Die Menschen im Heimatort Jesu haben offensichtlich keinen Sinn für das, was ihnen in und durch Jesus aufgehen könnte. Sie sind nicht bereit, ihm wirklich zu begegnen. Sie haben ihn einsortiert und eingeordnet in die Schubladen ihres Denkens und Lebens. Wir haben es eben im Evangelium gehört. Es ist eine innere Abwehrhaltung der Menschen aus Nazareth, die eine wirkliche Begegnung mit Jesus verhindert. Damit allerdings wird auch eine Begegnung mit dem erschwert, was Jesus und damit Gott für die Menschen will. Dennoch bleibe ich an einem Satz des Evangeliums hängen, den wir uns näher betrachten müssen. Da sagt der Evangelist, dass Jesus keine Machttat tun konnte – also kein Wunder wirken konnte (vgl. Mk 6,5). Bedeutet das denn, dass keine Machttat Gottes, also kein Wunder geschehen kann, wenn nicht geglaubt wird? Gott ist doch – so haben wir es gelernt – allmächtig. Er kann doch tun, was er will. Nun, die Botschaft des Evangeliums und der gesamten Hl. Schriften sagen uns auch, dass sich Gott sich in seinem guten Willen und in seiner Zuwendung und Liebe zum Menschen an eben diese Liebe als Grundprinzip seines Handelns gebunden hat. Er wartet in seiner Liebe auf die Antwort des Menschen. Er wirkt also nicht ohne den Menschen. Und das heißt: Der liebende Gott wartet auf die Liebe des Menschen. Gott will dem Menschen auf Augenhöhe begegnen und ihn so hineinholen in die Liebe, die er selbst ist. Man kann es auch so sagen: Wer liebt, lässt sich überraschen von der Liebe Gottes. Das alles umschreibt die grundlegende Lebenshaltung eines Menschen, der Gott sucht und sich ihm öffnet. All das geht den Menschen in Nazareth, denen Jesus die Nähe Gottes verkünden will, ab. Die Konsequenz: Sie erfahren nichts von Gott und seiner Zuwendung, seiner Gnade.

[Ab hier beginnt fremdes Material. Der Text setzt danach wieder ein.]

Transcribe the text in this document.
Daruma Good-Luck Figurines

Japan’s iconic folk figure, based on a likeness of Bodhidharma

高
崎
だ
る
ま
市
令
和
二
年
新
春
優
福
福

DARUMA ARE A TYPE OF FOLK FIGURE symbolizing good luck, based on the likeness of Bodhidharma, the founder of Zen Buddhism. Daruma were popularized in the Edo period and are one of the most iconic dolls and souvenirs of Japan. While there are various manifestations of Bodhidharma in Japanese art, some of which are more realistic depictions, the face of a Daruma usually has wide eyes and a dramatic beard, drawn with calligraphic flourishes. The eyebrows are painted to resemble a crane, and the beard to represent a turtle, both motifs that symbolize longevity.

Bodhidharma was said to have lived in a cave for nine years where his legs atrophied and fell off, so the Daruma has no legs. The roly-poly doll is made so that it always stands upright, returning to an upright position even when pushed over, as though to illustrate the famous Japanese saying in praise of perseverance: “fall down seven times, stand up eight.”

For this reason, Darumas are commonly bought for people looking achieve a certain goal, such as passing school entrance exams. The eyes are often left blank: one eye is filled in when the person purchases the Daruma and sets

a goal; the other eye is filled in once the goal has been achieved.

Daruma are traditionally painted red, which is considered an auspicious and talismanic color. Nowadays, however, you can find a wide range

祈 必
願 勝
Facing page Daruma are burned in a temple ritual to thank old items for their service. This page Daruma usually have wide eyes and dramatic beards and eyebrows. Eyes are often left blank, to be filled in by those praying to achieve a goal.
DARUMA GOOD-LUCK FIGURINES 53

Wir Heutigen können nicht wie die Menschen damals in der Heimat Jesu ihm direkt begegnen. Aber da ist sein Wort in der Botschaft der heiligen Schriften. In ihnen ist Gottes Wort, ist er selbst, ist Gott, ist seine Gnade. Also sind wir doch nahe dran.
Wer sich für Gottes Wort und damit für ihn selbst öffnet und ihn und seine Liebe erwartet, für den ändert sich die Welt, für den oder die geschieht das Wunderbare in jedem Augenblick. Als eine besondere Zeugin unserer Tage sei dafür, neben sicher vielen anderen, Madeleine Delbrel, die französische Mystikerin der Straße und des Alltags genannt (1904-1964). Als Sozialarbeiterin in den Armenvierteln am Stadtrand von Paris hat sie mit gleichgesinnten Frauen aus dieser Haltung ihr Leben gestaltet. So schreibt sie in Notizen, die in einem Buch mit dem Titel „Wir Nachbarn der Kommunisten“ (übertr. u. hersg. Von Hans Urs von Balthasar, Freiburg 1975) gesammelt sind, einmal: „Jede Handlung, die von uns gefordert wird, lässt uns Gott in Fülle empfangen und ihn in Fülle weitergeben in einer großen Freiheit des Geistes." Und weiter: „Dann wird das Leben ein Fest, und zwar mitten im Alltag“. Mit wachsamer Aufmerksamkeit spürt Madeleine gerade die alltäglichsten Dinge auf, die ein „gewaltiges Ereignis" sein können, in dem „uns das Paradies geschenkt wird, das wir - wie von selbst - weiterverschenken ..." - wenn wir es nur in der liebenden Beziehung zu Gott tun. „Egal, was wir zu tun haben: ob wir einen Besen oder eine Füllfeder halten, ob wir reden oder stumm sind, etwas flicken oder einen Vortrag halten, einen Kranken pflegen oder am Schreibtisch arbeiten. ... All das ist nur die äußere Schale einer herrlichen inneren Wirklichkeit, der Begegnung der Seele mit Gott in jeder neuen Minute, wo sie an Gnade zunimmt und immer schöner wird für ihren Gott" (ebd. S.53).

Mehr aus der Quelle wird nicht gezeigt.